23 maggio 2013·Français·Ginevra·Cour de justice (Cour de droit public) Chambre des assurances sociales·PDF·2,688 parole·~13 min·1

Testo integrale

Siégeant : Valérie MONTANI, Présidente.

REPUBLIQUE E T

CANTON D E GENEVE POUVOIR JUDICIAIRE

A/1250/2013 ATAS/519/2013 COUR DE JUSTICE Chambre des assurances sociales Arrêt incident du 23 mai 2013 6 ème Chambre

En la cause Monsieur M___________, domicilié à Geneve, comparant avec élection de domicile en l'étude de Maître CASTIGLIONI Paolo

recourant

contre SERVICE DES PRESTATIONS COMPLEMENTAIRES, sis route de Chêne 54, 1208 Genève intimé

A/1250/2013 - 2/8 - EN FAIT 1. M. M___________ (ci-après : l'assuré), né en 1937, de nationalité suisse, est au bénéfice des prestations complémentaires fédérales et cantonales. 2. Par décision du 3 janvier 2005, le Service des prestations complémentaires (ciaprès : le SPC) a alloué 1'604 fr. par mois de prestations complémentaires à l'assuré dès le 1er janvier 2005. 3. Le 2 mai 2005, le Dr A___________, FMH pneumologie, a attesté d'une allergie importante aux acariens et aux graminées justifiant des séjours saisonniers et prolongés en climat sec et chaud. 4. Le 3 mai 2005, le Dr B___________, médecine générale, a attesté que l'assuré, suivi depuis 1992, présentait une importante allergie aux acariens et aux graminées rendant indispensable des séjours prolongés en climat chaud et sec. 5. Par décision du 3 janvier 2006, le SPC a alloué à l'assuré 1'640 fr. par mois de prestations complémentaires dès le 1er avril 2006. 6. Du 2 au 6 novembre 2007, l'assuré a été hospitalisé au département de réhabilitation et gériatrie des Hôpitaux Universitaires du canton de Genève (HUG) puis du 7 au 23 novembre 2007 au département de psychiatrie. 7. Par décision du 13 décembre 2008, le SPC a alloué 1'694 fr. de prestations complémentaires à l'assuré dès le 1er janvier 2009. 8. Par courrier du 11 décembre 2009, le droit a été confirmé dès le 1er janvier 2010. 9. Par courrier du 20 décembre 2010, le droit a été augmenté à 1'710 fr. par mois dès le 1er janvier 2011 et confirmé dès le 1er janvier 2012 par courrier du 20 décembre 2012. 10. Le 23 mai 2011, la Dresse C___________, FMH neurologie, a rendu un avis médical après avoir vu l'assuré le 20 mai 2011 et relevé notamment un trouble bipolaire non traité et préconisé un séjour à la clinique genevoise de Montana. 11. Du 8 octobre au 4 novembre 2011, l'assuré a séjourné à la clinique genevoise de Montana où un suivi a été opéré du point de vue de la marche (équilibre perturbé), respiratoire (SAOS) et tensionnel (hypertension).
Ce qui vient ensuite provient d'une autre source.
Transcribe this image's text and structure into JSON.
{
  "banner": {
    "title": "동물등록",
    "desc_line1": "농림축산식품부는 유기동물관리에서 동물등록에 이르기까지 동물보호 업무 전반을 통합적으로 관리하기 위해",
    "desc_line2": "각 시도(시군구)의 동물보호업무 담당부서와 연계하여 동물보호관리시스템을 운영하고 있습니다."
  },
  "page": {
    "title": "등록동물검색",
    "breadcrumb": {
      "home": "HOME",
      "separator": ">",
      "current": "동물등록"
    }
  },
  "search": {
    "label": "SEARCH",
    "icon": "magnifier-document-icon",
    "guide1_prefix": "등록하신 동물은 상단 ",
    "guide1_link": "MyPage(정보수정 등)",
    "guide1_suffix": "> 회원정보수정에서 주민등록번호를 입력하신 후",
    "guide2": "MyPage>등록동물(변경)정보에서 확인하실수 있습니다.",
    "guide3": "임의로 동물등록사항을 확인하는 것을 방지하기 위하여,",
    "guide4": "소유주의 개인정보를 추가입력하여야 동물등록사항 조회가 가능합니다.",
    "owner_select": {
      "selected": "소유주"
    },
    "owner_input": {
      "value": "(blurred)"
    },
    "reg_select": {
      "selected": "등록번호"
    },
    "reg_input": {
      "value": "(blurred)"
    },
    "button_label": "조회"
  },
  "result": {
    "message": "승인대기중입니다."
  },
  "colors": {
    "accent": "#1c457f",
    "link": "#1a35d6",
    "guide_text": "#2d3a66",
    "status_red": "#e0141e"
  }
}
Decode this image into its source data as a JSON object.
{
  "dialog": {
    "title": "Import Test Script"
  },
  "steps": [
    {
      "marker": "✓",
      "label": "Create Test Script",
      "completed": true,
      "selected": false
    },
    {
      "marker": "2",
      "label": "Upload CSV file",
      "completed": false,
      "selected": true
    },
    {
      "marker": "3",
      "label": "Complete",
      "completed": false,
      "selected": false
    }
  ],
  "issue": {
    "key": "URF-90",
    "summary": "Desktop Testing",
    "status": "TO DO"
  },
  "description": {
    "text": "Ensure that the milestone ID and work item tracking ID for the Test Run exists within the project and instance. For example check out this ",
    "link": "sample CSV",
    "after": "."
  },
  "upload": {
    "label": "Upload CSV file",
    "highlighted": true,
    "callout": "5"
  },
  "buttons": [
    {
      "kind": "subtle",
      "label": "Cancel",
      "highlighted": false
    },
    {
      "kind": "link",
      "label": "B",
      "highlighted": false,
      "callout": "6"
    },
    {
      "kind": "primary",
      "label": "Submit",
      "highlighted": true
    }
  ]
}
Il a été relevé un trouble bipolaire, épisode actuel hypomaniaque (F31.0). 12. Par courrier du 20 décembre 2011, le SPC a fixé à 1'710 fr. par mois les prestations complémentaires dues à l'assuré depuis le 1er janvier 2012. 13. Le 5 juillet 2012, le SPC a entamé une révision du dossier de l'assuré.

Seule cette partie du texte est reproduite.